Actions to ensure continuous implementation of equivalent measures
According to Article 11-4(1) of the proposed PPC rule amendment, the following are "necessary measures to ensure the continuous implementation of the Equivalent Measures":
- verifying, periodically and through appropriate and reasonable means:
- the implementation status of the equivalent measures by the third party; and
- whether any systems in the foreign country are likely to affect the equivalent measures' implementation and, if so, the details of such systems; and
- where the third party's implementation of the equivalent measures is hindered:
- taking necessary and appropriate actions; and
- suspending the provision of personal data to the third party.
The PPC has indicated that further guidelines will stipulate how frequently businesses must carry out this verification.
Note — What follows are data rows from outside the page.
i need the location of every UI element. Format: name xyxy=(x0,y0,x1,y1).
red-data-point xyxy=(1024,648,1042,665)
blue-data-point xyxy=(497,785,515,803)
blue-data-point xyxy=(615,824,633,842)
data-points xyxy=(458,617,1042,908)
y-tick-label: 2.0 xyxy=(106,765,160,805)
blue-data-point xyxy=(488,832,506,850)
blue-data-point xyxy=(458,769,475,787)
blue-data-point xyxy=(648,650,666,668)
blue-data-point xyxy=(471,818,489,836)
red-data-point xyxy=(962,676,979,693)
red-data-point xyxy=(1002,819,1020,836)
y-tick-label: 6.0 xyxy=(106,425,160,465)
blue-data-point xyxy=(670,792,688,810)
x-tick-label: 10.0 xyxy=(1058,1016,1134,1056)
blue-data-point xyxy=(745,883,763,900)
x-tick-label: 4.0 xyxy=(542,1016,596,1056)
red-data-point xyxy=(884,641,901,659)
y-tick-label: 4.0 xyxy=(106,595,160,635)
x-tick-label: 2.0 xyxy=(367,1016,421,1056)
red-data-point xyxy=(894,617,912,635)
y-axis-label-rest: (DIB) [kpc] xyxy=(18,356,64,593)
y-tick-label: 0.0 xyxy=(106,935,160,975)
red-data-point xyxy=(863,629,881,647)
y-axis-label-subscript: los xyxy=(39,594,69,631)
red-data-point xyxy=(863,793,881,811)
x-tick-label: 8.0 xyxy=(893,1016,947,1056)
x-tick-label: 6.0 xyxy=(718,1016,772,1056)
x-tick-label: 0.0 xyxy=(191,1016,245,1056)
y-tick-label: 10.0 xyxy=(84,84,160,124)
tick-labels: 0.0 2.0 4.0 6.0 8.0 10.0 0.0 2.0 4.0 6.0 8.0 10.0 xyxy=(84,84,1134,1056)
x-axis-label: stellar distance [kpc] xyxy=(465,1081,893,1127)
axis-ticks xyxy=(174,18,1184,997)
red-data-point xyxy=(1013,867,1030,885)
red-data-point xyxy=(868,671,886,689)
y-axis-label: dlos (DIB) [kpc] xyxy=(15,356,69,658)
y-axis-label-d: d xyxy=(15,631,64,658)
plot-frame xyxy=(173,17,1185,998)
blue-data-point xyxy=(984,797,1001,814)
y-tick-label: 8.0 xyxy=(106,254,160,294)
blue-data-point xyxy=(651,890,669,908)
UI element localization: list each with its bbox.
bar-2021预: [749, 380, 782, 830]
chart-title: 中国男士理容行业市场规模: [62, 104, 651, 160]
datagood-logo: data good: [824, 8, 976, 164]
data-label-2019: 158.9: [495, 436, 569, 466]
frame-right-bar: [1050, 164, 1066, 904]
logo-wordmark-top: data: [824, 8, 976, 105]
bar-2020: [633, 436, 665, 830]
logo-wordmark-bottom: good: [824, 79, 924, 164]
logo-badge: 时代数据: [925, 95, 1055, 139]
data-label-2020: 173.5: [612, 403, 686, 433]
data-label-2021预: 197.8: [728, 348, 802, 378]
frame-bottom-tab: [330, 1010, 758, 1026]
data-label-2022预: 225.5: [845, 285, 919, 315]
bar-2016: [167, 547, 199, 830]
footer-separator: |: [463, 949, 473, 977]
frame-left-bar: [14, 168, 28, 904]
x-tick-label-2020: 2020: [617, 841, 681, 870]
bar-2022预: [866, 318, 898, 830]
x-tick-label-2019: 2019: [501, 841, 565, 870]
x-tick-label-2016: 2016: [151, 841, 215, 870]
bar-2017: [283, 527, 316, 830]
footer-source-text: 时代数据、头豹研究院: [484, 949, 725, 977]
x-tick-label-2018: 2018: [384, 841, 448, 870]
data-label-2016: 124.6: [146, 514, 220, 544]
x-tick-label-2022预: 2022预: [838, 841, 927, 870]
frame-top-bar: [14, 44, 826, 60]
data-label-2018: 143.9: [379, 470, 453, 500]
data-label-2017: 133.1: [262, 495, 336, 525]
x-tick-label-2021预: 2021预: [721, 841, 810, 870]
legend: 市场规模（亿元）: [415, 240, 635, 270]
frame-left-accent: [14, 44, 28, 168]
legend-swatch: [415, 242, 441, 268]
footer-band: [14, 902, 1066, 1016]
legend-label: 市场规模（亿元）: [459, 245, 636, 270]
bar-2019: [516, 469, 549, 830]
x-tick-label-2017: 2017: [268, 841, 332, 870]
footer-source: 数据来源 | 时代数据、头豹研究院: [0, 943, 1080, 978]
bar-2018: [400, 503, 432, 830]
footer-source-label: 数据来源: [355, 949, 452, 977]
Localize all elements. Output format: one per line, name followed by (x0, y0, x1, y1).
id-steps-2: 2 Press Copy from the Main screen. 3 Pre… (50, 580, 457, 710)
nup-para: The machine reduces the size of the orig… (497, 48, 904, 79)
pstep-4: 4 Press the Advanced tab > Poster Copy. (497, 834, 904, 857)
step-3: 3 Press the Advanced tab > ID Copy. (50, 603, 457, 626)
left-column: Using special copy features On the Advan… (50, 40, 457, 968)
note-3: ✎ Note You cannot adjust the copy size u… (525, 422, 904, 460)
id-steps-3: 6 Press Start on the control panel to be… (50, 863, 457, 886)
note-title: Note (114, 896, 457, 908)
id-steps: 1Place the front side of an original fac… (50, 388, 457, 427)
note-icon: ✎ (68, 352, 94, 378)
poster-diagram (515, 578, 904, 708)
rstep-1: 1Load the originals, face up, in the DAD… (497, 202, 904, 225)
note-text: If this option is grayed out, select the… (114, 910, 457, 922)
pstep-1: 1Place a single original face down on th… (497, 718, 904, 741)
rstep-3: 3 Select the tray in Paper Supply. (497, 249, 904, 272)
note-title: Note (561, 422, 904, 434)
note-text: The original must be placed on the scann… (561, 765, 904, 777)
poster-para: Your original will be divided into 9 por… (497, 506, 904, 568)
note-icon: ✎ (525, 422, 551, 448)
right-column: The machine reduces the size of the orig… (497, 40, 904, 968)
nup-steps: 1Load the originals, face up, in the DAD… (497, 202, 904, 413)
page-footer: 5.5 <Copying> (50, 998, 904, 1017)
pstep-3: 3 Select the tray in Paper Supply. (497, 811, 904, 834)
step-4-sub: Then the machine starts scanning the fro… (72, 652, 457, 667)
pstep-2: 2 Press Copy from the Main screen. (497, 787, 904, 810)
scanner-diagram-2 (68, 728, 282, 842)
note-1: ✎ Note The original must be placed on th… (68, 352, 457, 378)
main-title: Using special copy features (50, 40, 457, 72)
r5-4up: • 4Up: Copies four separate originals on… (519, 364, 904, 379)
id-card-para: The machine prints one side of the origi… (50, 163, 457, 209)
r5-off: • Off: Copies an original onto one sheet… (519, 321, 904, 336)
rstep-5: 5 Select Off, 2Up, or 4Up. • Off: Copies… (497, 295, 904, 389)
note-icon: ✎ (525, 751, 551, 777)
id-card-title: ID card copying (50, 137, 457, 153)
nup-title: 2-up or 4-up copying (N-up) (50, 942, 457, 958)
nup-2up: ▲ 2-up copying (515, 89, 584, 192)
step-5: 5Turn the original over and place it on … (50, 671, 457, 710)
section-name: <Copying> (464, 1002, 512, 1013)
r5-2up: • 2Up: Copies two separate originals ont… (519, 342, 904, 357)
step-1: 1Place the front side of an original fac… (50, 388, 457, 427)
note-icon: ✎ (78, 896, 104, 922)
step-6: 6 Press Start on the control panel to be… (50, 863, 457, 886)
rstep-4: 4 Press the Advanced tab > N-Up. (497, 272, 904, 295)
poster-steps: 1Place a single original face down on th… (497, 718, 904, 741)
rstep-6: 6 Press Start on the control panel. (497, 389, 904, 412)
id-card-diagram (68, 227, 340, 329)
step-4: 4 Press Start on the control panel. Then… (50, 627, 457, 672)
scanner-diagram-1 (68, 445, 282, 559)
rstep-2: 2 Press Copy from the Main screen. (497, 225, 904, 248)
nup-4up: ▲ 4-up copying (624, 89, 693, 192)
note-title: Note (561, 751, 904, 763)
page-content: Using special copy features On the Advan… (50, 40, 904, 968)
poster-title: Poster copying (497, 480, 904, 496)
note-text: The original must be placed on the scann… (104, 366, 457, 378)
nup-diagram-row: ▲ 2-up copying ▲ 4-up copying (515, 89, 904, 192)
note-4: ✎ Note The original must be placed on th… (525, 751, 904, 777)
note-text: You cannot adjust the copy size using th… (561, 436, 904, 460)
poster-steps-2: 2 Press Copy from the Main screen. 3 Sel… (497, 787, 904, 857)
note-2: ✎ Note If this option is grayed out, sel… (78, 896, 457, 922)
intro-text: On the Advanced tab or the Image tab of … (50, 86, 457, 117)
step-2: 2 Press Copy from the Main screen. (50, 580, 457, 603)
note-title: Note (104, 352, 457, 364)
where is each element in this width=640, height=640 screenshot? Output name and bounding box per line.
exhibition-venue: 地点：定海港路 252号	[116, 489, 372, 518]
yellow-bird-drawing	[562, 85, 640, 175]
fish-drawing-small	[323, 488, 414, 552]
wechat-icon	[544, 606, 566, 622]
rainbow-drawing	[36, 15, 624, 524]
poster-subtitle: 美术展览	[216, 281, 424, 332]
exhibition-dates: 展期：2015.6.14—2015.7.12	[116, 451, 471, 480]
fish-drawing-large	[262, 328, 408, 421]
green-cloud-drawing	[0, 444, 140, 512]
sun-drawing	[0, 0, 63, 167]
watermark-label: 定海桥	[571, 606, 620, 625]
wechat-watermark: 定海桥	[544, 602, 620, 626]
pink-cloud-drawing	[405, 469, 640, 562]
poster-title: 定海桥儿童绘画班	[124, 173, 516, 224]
Information to be provided in response to data subject requests
Article 11-4(2) of the proposed PPC rule amendment prescribes that businesses should provide data subjects with information:
- in writing;
- by electronic means; or
- by any other appropriate method.
Further, Article 11-4(3) of the proposed PPC rule amendment states that a business should provide the following information on request and without delay:
- its method of establishing the third party's data protection system, as prescribed in Article 24(1) of the amendment act – for example, through:
- a contract with the transferee; or
- knowledge of internal regulations or privacy policies that commonly apply to transferors and transferees;
- an outline of the third party's equivalent measures;
- the frequency and method of its verification of the equivalent measures, pursuant to Article 11-4(1)(i) of the proposed PPC rule amendment;
- the country in which the third party is located;
- whether any systems in place in the third party's country are likely to affect the third party's implementation of the equivalent measures; and
- whether the third party's implementation of the equivalent measures is hindered in any way and, if so, an outline of any measures that it has taken pursuant to Article 11-4(1)(ii) of the proposed PPC rule amendment.
According to Article 11-4(3) of the proposed PPC rule amendment, if the provision of such information may materially hinder the business, all or part of the above matters may be withheld. However, according to Articles 11-4(4) and 11-4(5) of the proposed PPC rule amendment, businesses must notify the affected data subjects of any withheld information without delay and explain the reason why such information was withheld.
Previously, cross-border data transfers between group companies were carried out lawfully under the equivalent measures exception. However, as businesses must now comply with additional requirements (eg, the provision of more detailed information), the equivalent measures exception will likely become more onerous, particularly in cases where data is transferred only once and there is no continuing relationship between the transferor and transferee. Where personal data is transferred to a business in Japan, the additional requirements will not apply. Therefore, a business's burden will differ depending on the location of the recipient (ie, whether they are in Japan). It is expected that there will be an increase in cases in which personal data is transferred abroad via a company located in Japan that belongs to the transferee's corporate group.
Investigating systems for the protection of personal information in foreign countries and providing such information to data subjects may also be an onerous burden on businesses. If the amendment act intends to strictly enforce this provision, a better solution may be that the PPC, rather than each business, conducts the required exhaustive analysis of such foreign systems and provides businesses with the necessary information.
(1) For further information please see "Amendment Bill of the Act on the Protection of Personal Information".